For valid ethical reasons, it was only possible to request a small number of phenotypes from ALSPAC. Snowflake isn’t expected to work for all phenotypes, since we know there are many other mechanisms (some not even genetic) behind phenotype besides only the disruption of proteins through missense SNPs in protein-coding genes. The fact that Snowflake was not successful in predicting any of the requested phenotypes could be an indication that none of these phenotypes has this mechanism behind it. Alternatively, it could be an indication that Snowflake is not a successful method for predicting phenotypes even in these cases, and there are many reasons why that could be the case since Snowflake relies on a lot of other pieces of research and software to function.

In selecting phenotypes, I chose phenotypes where (1) Snowflake was expected to make a confident prediction and (2) ALSPAC data could be used to validate this prediction. These two restrictions narrowed down the phenotypes considerably and the majority of the top-predicted phenotype terms (Abnormal Fat Cell Morphology, Abnormal Fetal Development) did not map cleanly to ALSPAC phenotypes.

Since I chose phenotypes primarily by looking at the distribution of scores for Snowflake, our lack of promising results could also be an indication that the phenotype-score (finding interesting distributions of phenotypes) is unsuccessful.

A more interesting test of Snowflake’s abilities might be to choose phenotypes with high heritability, and specifically high missing heritability.

I also regret not considering the ethical implications of the choices of phenotypes to predict.

4.6.5.2. Overlap between training and validation data

ALSPAC is a popular cohort study for use in GWAS analyses.
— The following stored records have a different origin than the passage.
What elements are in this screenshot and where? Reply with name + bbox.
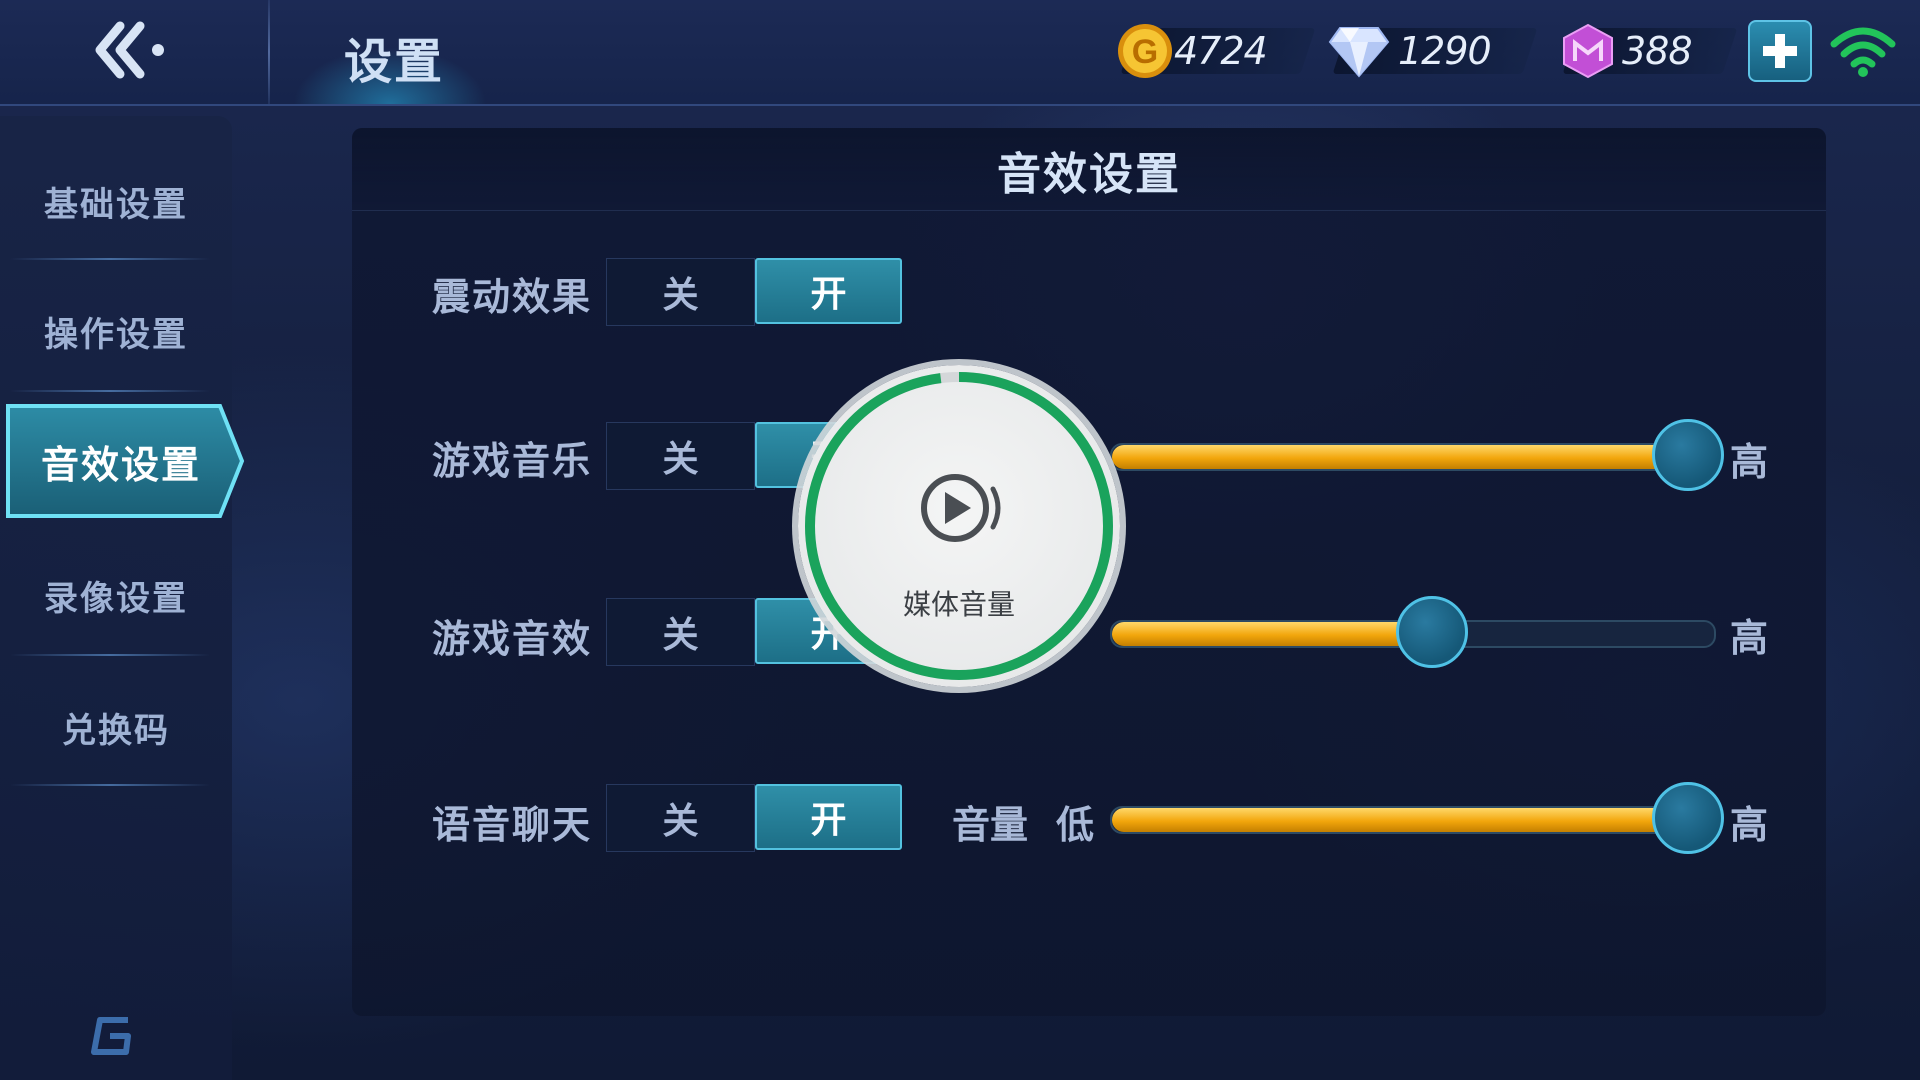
voice-chat-off-button[interactable]: 关: [606, 784, 755, 852]
game-music-off-button[interactable]: 关: [606, 422, 755, 490]
voice-chat-label: 语音聊天: [432, 803, 593, 847]
on-label: 开: [810, 800, 847, 841]
gem-counter[interactable]: 388: [1560, 23, 1693, 79]
off-label: 关: [662, 275, 699, 316]
diamond-value: 1290: [1398, 29, 1492, 73]
sidebar-item-label: 音效设置: [40, 442, 201, 487]
off-label: 关: [662, 615, 699, 656]
media-volume-icon: [921, 474, 1001, 542]
page-title: 设置: [344, 34, 445, 90]
purple-gem-icon: [1563, 23, 1613, 79]
vibration-on-button[interactable]: 开: [754, 258, 902, 324]
off-label: 关: [662, 801, 699, 842]
slider-knob[interactable]: [1652, 419, 1725, 491]
sidebar-item-label: 兑换码: [62, 710, 170, 751]
gem-value: 388: [1622, 29, 1693, 73]
game-sfx-slider[interactable]: [1110, 596, 1716, 668]
volume-label: 音量: [952, 803, 1029, 847]
game-music-label: 游戏音乐: [432, 439, 593, 483]
diamond-icon: [1328, 27, 1390, 78]
media-volume-label: 媒体音量: [902, 588, 1015, 621]
sidebar-item-basic[interactable]: 基础设置: [0, 136, 232, 266]
panel-header: 音效设置: [352, 128, 1826, 211]
slider-fill: [1112, 445, 1683, 469]
gold-value: 4724: [1174, 29, 1268, 73]
high-label: 高: [1730, 616, 1769, 660]
vibration-label: 震动效果: [432, 275, 593, 319]
game-logo-icon: [91, 1017, 131, 1055]
off-label: 关: [662, 439, 699, 480]
sidebar-item-controls[interactable]: 操作设置: [0, 266, 232, 396]
low-label: 低: [1056, 803, 1095, 847]
sidebar-item-sound[interactable]: 音效设置: [6, 402, 245, 520]
back-chevrons-icon: [95, 21, 164, 79]
top-bar: 设置 G 4724 1290 388: [0, 0, 1920, 106]
wifi-icon: [1830, 27, 1896, 77]
slider-knob[interactable]: [1652, 782, 1725, 854]
gold-counter[interactable]: G 4724: [1116, 24, 1268, 78]
svg-text:G: G: [1132, 33, 1158, 71]
voice-chat-toggle: 关 开: [606, 784, 902, 852]
panel-title: 音效设置: [997, 149, 1181, 200]
sidebar-item-replay[interactable]: 录像设置: [0, 530, 232, 660]
sidebar-item-label: 基础设置: [44, 184, 188, 225]
nav-divider: [10, 390, 210, 392]
diamond-counter[interactable]: 1290: [1328, 24, 1492, 78]
back-button[interactable]: [90, 18, 180, 82]
nav-divider: [10, 654, 210, 656]
media-volume-overlay: 媒体音量: [798, 365, 1120, 687]
game-sfx-off-button[interactable]: 关: [606, 598, 755, 666]
nav-divider: [10, 784, 210, 786]
voice-chat-on-button[interactable]: 开: [754, 784, 902, 850]
gold-coin-icon: G: [1118, 24, 1172, 78]
slider-fill: [1112, 808, 1683, 832]
on-label: 开: [810, 274, 847, 315]
vibration-toggle: 关 开: [606, 258, 902, 326]
game-music-slider[interactable]: [1110, 419, 1725, 491]
voice-chat-volume-slider[interactable]: [1110, 782, 1725, 854]
sidebar-item-redeem[interactable]: 兑换码: [0, 662, 232, 792]
add-currency-button[interactable]: [1748, 20, 1812, 82]
vibration-off-button[interactable]: 关: [606, 258, 755, 326]
slider-fill: [1112, 622, 1427, 646]
plus-icon: [1763, 34, 1797, 68]
sidebar-item-label: 操作设置: [44, 314, 188, 355]
high-label: 高: [1730, 440, 1769, 484]
slider-knob[interactable]: [1396, 596, 1469, 668]
game-sfx-label: 游戏音效: [432, 617, 593, 661]
nav-divider: [10, 258, 210, 260]
sidebar-item-label: 录像设置: [44, 578, 188, 619]
high-label: 高: [1730, 803, 1769, 847]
As such, many links between genotype loci and phenotypes have been published from this data set, for example loci associated with birthweight[203], asthma and allergies[204], autism spectrum disorders[205], problematic peer relationships[206], and lung function[207]. This data informs GOA genotype-phenotype annotations, and through dcGO this data could already be present in Snowflake, meaning that there may be in some sense, overlap between the training and validation data, which could overestimate the accuracy of the predictor on unseen data[208].

For this reason, I do not think that it is sensible to try any further to use ALSPAC to validate or test Snowflake.